A. You must meet all of the requirements below:

  • You do not have an employer who currently provides you with health insurance, or has provided group health insurance during the twelve months just before your application.
  • Your gross household income level is at or below 250% of the gross federal poverty level, as shown below.
  • You have not had health insurance for the twelve months just before your application, or you lost that coverage due to any of the following:
    • Loss of employment
    • Death of a family member
    • Change to a new employer
    • Change of residence
    • Discontinuation of a group health plan
    • Termination or cancellation of COBRA coverage
    • Legal separation, divorce or annulment
    • Loss of eligibility for group health insurance coverage
    • Reaching the maximum age for dependent coverage
  • You are not eligible for Medicare.
  • You must reside in NYS.
  • You must be employed on a full-time, part-time or episodic basis.
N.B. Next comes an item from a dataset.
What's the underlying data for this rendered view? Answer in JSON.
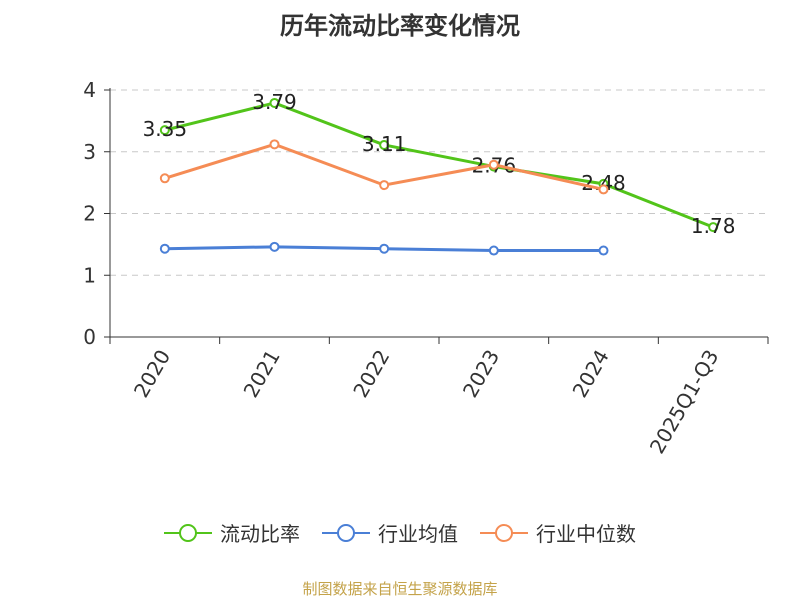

You will be considered employed on an "episodic" basis if you can show that you worked for some portion of twenty weeks in the last year.

Family size is not related to whether you are purchasing individual, spousal or family coverage through the Healthy NY program.
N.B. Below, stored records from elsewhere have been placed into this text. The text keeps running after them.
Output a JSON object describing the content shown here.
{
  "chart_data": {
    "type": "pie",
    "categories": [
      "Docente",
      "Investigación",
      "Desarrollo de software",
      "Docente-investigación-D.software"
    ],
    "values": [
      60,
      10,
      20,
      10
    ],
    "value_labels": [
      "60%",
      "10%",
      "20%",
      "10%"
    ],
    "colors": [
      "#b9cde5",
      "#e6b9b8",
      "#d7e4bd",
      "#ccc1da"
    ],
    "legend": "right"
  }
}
Also, pregnant women count as 2 people for the purpose of calculating family size.

INCOME LIMITS FOR HEALTHY NEW YORK
AS OF MARCH 2004


Household income limits depend upon
the number of people in your household.

Family Size  

 Monthly Income at or below

1

$1,940

2

$2,603

3

$3,265

4

$3,928

5

$4,590

For each additional person 

Add $663


HOW HEALTHY NY FITS IN WITH MEDICAID AND CHILD HEALTH PLUS: 

Medicaid and Child Health Plus do not count as “existing health insurance” when you are applying for Healthy NY. You can be covered by a public benefit program, like Medicaid, during the twelve months just before you apply for Healthy NY, and you will still be eligible for Healthy NY.

However, it may cost you less to enroll your children in Child Health Plus while enrolling yourself and your spouse in Healthy NY. If you are eligible for Healthy NY, it is likely that your children will be eligible for Child Health Plus and vice-versa.

Q. What are the requirements for a small employer to be eligible for Healthy New York?

A. A small employer must meet all of the requirements below:

  • The employer must have 50 or fewer eligible employees
  • The small employer must not have provided group health insurance coverage to their employees within the preceding twelve months
  • One third of employees must earn wages of $33,000 or less, and all employees earning $33,000 or less must be offered coverage through Healthy NY.
  • 50% of the eligible employees must participate in the program and at least one participant must earn annual wages of $33,000 or less
  • The employer must pay at least 50% of employees’ premiums
  • The business must be located within NYS
  • Seasonal workers, and part-time employers working 20 or more hours weekly, can be counted as employees as long as they are offered coverage.

Q. Must my employer offer Healthy NY coverage to my family?

A. Coverage for dependents does not have to be offered, but it may be offered if the employer chooses to. Dependents include children up to age 19 and full time students up to age 23. Employers do NOT have to contribute towards the cost of dependent coverage. However, it may be less expensive for lower income employees to enroll their children in Child Health Plus, rather than Healthy NY.